Ethics Note, page 14: When shareholders elect a board of directors to oversee the corporation, the election serves as a control mechanism for management. The board of directors bears legal responsibility for corporate actions. However, this responsibility is to the corporation itself and not necessarily to the stockholders. The following is an interesting springboard for a discussion of directors’ and managers’ duties:
In 1986, Ronald Perelman engaged in an unsolicited takeover offer for Gillette. Gillette’s management filed litigation against Perelman and subsequently entered into a standstill agreement with Perelman. This action eliminated the premium that Perelman offered shareholders for their stock in Gillette.
A group of shareholders filed litigation against the board of directors in response to its actions. It was subsequently discovered that Gillette had entered into standstill agreements with ten additional companies. When questioned regarding the rejection of Perelman’s offer, management responded that there were projects on line that could not be discussed (later revealed to the “Sensor” razor, which has proved to be one of the most profitable new ventures in Gillette’s history). Thus, despite appearances, management’s actions may have been in the best interests of the firm, and this case indicates that management may consider factors other than the bid when considering a tender offer.

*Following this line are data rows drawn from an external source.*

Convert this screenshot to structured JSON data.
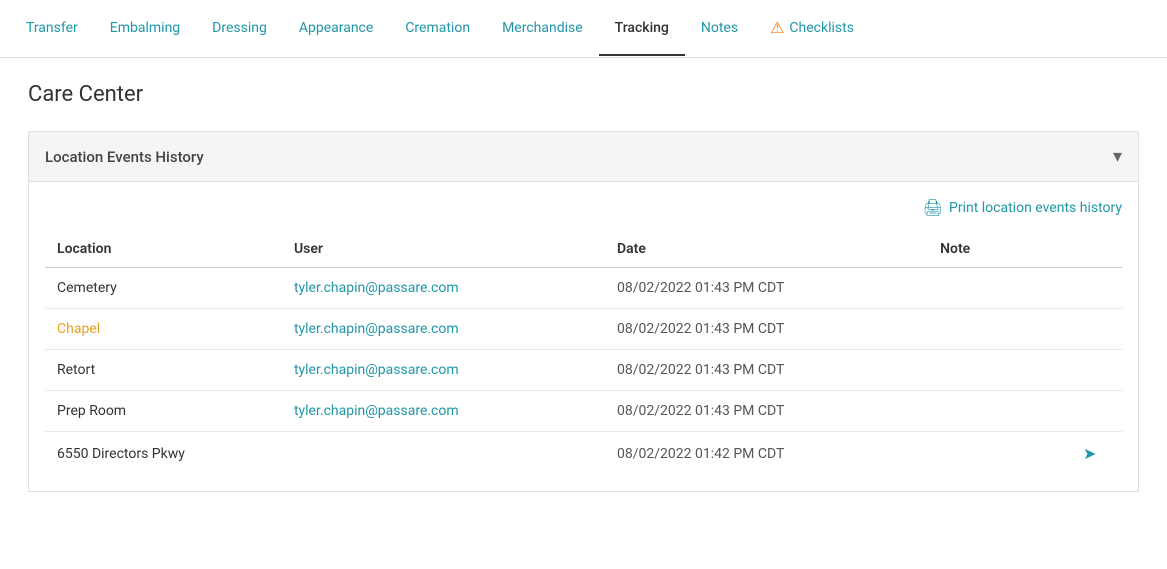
{
  "tabs": [
    {
      "id": "transfer",
      "label": "Transfer",
      "active": false,
      "alert": false
    },
    {
      "id": "embalming",
      "label": "Embalming",
      "active": false,
      "alert": false
    },
    {
      "id": "dressing",
      "label": "Dressing",
      "active": false,
      "alert": false
    },
    {
      "id": "appearance",
      "label": "Appearance",
      "active": false,
      "alert": false
    },
    {
      "id": "cremation",
      "label": "Cremation",
      "active": false,
      "alert": false
    },
    {
      "id": "merchandise",
      "label": "Merchandise",
      "active": false,
      "alert": false
    },
    {
      "id": "tracking",
      "label": "Tracking",
      "active": true,
      "alert": false
    },
    {
      "id": "notes",
      "label": "Notes",
      "active": false,
      "alert": false
    },
    {
      "id": "checklists",
      "label": "Checklists",
      "active": false,
      "alert": true
    }
  ],
  "page_title": "Care Center",
  "section": {
    "title": "Location Events History",
    "print_label": "Print location events history",
    "table": {
      "columns": [
        {
          "id": "location",
          "label": "Location"
        },
        {
          "id": "user",
          "label": "User"
        },
        {
          "id": "date",
          "label": "Date"
        },
        {
          "id": "note",
          "label": "Note"
        },
        {
          "id": "action",
          "label": ""
        }
      ],
      "rows": [
        {
          "location": "Cemetery",
          "location_link": false,
          "user": "tyler.chapin@passare.com",
          "date": "08/02/2022 01:43 PM CDT",
          "note": "",
          "has_action": false
        },
        {
          "location": "Chapel",
          "location_link": true,
          "user": "tyler.chapin@passare.com",
          "date": "08/02/2022 01:43 PM CDT",
          "note": "",
          "has_action": false
        },
        {
          "location": "Retort",
          "location_link": false,
          "user": "tyler.chapin@passare.com",
          "date": "08/02/2022 01:43 PM CDT",
          "note": "",
          "has_action": false
        },
        {
          "location": "Prep Room",
          "location_link": false,
          "user": "tyler.chapin@passare.com",
          "date": "08/02/2022 01:43 PM CDT",
          "note": "",
          "has_action": false
        },
        {
          "location": "6550 Directors Pkwy",
          "location_link": false,
          "user": "",
          "date": "08/02/2022 01:42 PM CDT",
          "note": "",
          "has_action": true
        }
      ]
    }
  },
  "colors": {
    "accent": "#2196a8",
    "link_orange": "#e6a020",
    "alert_orange": "#f57c00"
  }
}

C. Do Managers Act in the Stockholders’ Interests?
Managerial compensation can be used to encourage managers to act in the best interest of stockholders. One commonly cited tool is stock options. The idea is that if management has an ownership interest in the firm, they will be more likely to try and maximize owner wealth.
Lecture Tip, page 14: A 1993 study performed at the Harvard Business School indicates that the total return to shareholders is closely related to the nature of CEO compensation; specifically, higher returns were achieved by CEOs whose pay package included more option and stock components. (See The Wall Street Journal, November 12, 1993, p. B1)

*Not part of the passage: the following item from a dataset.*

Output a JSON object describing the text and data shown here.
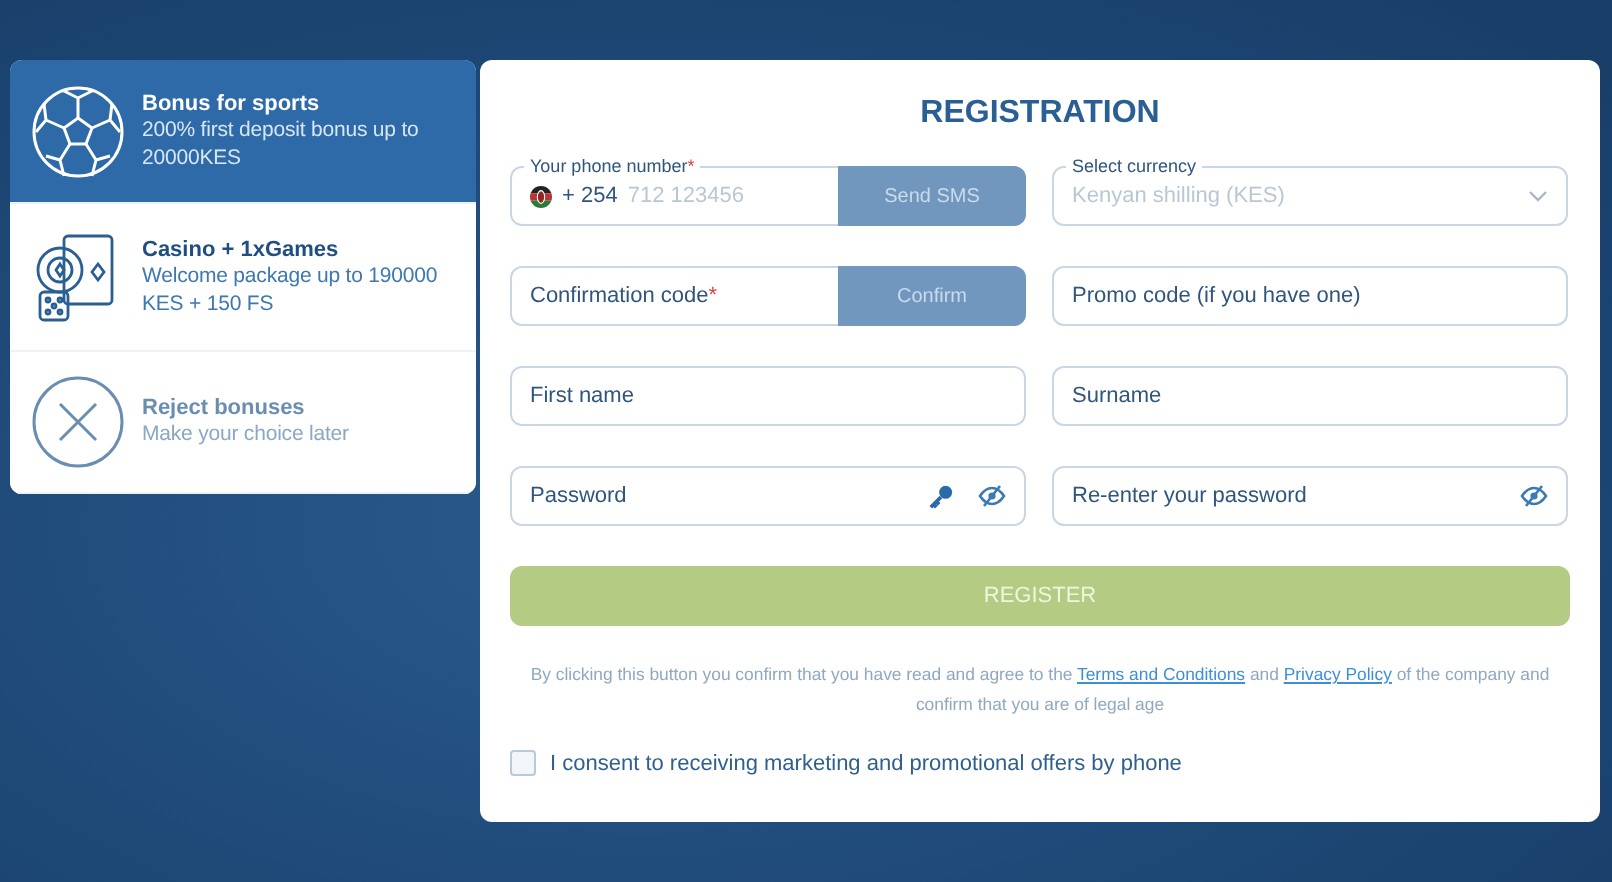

Obviously, counter examples can be cited. Overall, however, carefully crafted compensation packages can reduce the conflict between management and stockholders.
Lecture Tip, page 15: In September, 1996, The Wall Street Journal reported on the pros and cons of providing stock options to other than senior management, particularly in times of capital market volatility. An assistant controller at Ascend Communications, Inc., watched the value of his options grow from $100,000 after 3 days on the job to $250,000 by the end of the same week. Unfortunately, shortly afterward, the options’ value fell to nearly zero with the sudden descent of the firm’s common stock.
Monsanto, Inc. has been a leader in offering options to lower-level employees. The rationale for such an action is reflected in the words of the firm’s Vice President of Human Resources: “This extends ownership to our employees. We have been rewarding them for past performance and for near-term performance. We wanted to reward them for the long-term.”
And some firms have found a way to provide stock-based incentive to employees without giving them equity ownership at all. As reported in the October 26, 1998 issue of Fortune, “phantom stock” is used by private companies such as Kinko’s and Mary Kay, Inc., as well as public companies, to provide employees with an incentive to work harder. Generally, an employee is awarded “shares” on a bonus basis, and the share values increase if the value of the business increases. (For a private firm, this often means obtaining outside appraisals of value based earnings multiples, etc.) And at some future point, the employee has the right to cash in his “shares.”